The developed synthesis yielded diaryl-HIs with high yields. The diaryl-HIs demonstrated excellent thermal bistability, with half-lives ranging from hours to over 100 years at 25 °C, depending on the substituents. Significant photochromism was observed, with color changes ranging from red to deep purple. Irradiation with appropriate wavelengths led to high isomer enrichments. Most notably, the diaryl-HIs exhibited multi-stimuli responsiveness, with green and red light, temperature, and acid/base stimuli all affecting their isomerization. The addition of small amounts of acid induced isomerization; while the addition of a large excess of acid yielded distinct, protonated forms. The addition of base neutralized the acid and reverted the system to its neutral state. This acid-base induced switching mechanism demonstrated reversible four-state switching and a chemical fueling process, enabling enrichment of the thermodynamically less stable isomer. Incorporation into polystyrene polymers yielded transparent, photochromic materials, where information could be written with light and erased by another wavelength of light, by addition of acid, or by exposure to sunlight. The QYs for photoisomerization from the hypsochromic to bathochromic species were typically low; however, QYs for photoisomerization from the bathochromic to hypsochromic species were higher, ranging from 4% to 6% for selected compounds. The UV/Vis absorption maxima of the hypsochromic isomers showed a bathochromic shift in polar solvents, while the bathochromic species exhibited hypsochromic or bathochromic shifts, indicating solvent dependence. The study also noted that stronger donor/acceptor systems on the stilbene moiety resulted in more bathochromically shifted UV/Vis absorption bands and better isomer enrichment. Functionalization at position R³ improved photochemical behavior.

The findings demonstrate that diaryl-HIs represent a significant advancement in photoswitch technology. The ease of synthesis and the modular nature of the synthetic route allow for extensive structural diversification, enabling fine-tuning of the photoswitch properties for specific applications. The remarkable combination of visible light responsiveness, high thermal bistability, strong photochromism, and multi-stimuli responsiveness positions diaryl-HIs as superior photoswitches compared to previous generations. The ability to achieve four distinct states using light, heat, and pH manipulation expands the potential for complex switching applications in molecular machines and functional materials. The successful demonstration of reversible inscription into transparent polymers highlights the practical utility of these photoswitches. The acid-gating of photoresponsiveness introduces another layer of control and complexity. The ability to chemically fuel the system to favor the thermodynamically less stable isomers opens up new avenues for energy-efficient molecular machines and devices. The detailed photophysical and photochemical characterization provides a strong foundation for future design and optimization of diaryl-HIs.

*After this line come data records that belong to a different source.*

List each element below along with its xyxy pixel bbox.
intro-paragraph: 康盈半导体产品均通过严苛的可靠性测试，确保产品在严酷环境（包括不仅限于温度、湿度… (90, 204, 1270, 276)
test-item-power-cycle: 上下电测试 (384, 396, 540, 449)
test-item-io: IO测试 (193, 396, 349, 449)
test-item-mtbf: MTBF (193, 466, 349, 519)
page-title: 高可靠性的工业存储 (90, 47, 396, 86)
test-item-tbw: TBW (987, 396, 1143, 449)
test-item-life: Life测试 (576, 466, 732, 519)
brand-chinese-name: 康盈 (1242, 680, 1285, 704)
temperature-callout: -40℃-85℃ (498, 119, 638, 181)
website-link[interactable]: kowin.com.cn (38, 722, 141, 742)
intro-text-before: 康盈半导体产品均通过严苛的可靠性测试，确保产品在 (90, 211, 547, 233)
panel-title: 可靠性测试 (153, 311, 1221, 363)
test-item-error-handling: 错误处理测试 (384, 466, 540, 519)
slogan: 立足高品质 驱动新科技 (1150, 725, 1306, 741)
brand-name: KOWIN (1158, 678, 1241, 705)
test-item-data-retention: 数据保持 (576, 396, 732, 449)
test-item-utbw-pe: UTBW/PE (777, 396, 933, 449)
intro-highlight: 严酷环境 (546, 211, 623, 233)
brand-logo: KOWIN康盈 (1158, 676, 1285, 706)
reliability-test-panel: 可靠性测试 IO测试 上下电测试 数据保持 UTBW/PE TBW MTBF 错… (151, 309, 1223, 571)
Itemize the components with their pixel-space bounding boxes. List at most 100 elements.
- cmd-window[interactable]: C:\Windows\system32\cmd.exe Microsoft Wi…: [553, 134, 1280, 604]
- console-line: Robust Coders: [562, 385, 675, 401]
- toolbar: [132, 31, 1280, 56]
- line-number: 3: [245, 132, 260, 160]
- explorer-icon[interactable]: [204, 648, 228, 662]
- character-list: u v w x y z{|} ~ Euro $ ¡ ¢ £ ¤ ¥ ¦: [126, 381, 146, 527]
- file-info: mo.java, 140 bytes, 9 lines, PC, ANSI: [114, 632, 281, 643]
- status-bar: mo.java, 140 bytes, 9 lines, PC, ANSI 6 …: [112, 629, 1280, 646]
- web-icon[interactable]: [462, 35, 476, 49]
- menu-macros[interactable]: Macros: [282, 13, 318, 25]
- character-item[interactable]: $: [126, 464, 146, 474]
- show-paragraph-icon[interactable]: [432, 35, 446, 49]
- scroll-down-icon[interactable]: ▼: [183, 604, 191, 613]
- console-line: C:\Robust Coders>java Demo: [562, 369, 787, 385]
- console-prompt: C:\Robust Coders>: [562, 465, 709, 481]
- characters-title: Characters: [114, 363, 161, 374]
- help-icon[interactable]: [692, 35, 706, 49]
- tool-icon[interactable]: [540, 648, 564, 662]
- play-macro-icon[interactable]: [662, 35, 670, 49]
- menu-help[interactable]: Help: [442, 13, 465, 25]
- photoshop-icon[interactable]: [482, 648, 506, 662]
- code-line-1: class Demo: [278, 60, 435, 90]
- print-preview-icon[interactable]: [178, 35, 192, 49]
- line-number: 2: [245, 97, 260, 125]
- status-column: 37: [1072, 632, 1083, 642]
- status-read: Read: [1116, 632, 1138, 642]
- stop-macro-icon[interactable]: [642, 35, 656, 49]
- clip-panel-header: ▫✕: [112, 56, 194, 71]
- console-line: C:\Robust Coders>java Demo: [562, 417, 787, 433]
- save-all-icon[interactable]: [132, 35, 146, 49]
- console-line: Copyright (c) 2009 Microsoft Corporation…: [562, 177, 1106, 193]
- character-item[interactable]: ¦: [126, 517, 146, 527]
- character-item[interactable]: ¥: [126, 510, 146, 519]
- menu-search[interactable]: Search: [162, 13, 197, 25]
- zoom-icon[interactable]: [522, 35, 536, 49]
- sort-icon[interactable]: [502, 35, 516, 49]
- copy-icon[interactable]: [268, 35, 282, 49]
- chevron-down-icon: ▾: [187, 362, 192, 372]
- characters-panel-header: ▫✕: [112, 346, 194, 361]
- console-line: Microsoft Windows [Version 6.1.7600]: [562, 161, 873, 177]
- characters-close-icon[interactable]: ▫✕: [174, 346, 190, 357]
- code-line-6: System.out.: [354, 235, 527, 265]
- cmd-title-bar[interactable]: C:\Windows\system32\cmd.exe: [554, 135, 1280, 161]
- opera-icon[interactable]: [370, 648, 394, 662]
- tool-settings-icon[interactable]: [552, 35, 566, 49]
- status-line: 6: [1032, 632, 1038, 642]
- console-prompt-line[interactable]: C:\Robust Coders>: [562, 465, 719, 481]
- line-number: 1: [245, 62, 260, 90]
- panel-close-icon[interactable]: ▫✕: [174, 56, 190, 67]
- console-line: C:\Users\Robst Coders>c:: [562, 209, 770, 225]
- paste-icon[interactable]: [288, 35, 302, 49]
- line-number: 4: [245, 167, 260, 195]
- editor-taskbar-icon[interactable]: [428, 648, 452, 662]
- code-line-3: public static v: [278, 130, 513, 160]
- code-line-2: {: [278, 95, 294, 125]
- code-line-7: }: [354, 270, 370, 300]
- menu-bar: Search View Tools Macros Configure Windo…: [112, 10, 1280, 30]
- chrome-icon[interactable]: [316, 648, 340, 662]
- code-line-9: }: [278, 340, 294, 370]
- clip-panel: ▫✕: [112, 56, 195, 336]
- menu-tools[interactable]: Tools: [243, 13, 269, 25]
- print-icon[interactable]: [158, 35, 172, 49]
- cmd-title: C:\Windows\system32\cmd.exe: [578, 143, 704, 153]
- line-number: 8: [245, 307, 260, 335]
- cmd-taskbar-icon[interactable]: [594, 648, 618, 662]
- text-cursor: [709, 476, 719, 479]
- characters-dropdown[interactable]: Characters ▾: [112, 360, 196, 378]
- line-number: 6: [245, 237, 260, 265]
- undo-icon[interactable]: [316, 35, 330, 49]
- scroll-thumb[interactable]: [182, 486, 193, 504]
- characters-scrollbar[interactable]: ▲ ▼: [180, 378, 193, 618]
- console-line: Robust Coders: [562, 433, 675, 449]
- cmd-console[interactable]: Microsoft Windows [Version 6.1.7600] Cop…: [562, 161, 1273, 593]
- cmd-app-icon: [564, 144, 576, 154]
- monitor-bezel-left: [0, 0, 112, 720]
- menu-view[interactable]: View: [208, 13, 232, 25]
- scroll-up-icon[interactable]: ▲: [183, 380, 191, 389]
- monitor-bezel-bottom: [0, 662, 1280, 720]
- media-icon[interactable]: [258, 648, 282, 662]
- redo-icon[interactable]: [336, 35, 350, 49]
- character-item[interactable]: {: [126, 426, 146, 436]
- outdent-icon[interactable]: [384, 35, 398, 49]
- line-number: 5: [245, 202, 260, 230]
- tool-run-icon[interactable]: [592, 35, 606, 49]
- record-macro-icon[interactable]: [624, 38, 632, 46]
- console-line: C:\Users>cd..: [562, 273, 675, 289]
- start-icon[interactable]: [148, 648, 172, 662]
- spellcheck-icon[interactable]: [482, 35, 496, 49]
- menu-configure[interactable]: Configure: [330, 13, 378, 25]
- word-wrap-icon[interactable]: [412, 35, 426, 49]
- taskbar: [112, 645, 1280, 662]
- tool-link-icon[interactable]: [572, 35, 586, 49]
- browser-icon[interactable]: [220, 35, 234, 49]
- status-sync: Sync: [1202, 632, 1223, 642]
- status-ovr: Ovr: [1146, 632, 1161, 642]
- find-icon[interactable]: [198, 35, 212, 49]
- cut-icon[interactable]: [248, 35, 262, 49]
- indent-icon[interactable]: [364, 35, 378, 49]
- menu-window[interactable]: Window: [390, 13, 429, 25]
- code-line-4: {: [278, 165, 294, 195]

This work presents a novel synthetic route and a thorough characterization of a new class of photoswitches, diaryl-HIs, demonstrating their superior properties compared to existing photoswitches. The remarkable multi-stimuli responsiveness, four-state switching ability, and successful implementation in photochromic polymers highlight their broad applicability. Future research could focus on exploring the full potential of this structural space, further optimizing properties, and investigating applications in diverse fields such as drug delivery, catalysis, and data storage.

While the study demonstrates the potential of diaryl-HIs, some limitations exist. The quantum yields for photoisomerization from the bathochromic to hypsochromic species were relatively low. Further optimization of the molecular structure might enhance these yields. The long-term stability of the photochromic polymers under intense sunlight exposure requires further investigation. The study predominantly used toluene as a solvent; a broader investigation of solvent effects on performance is warranted.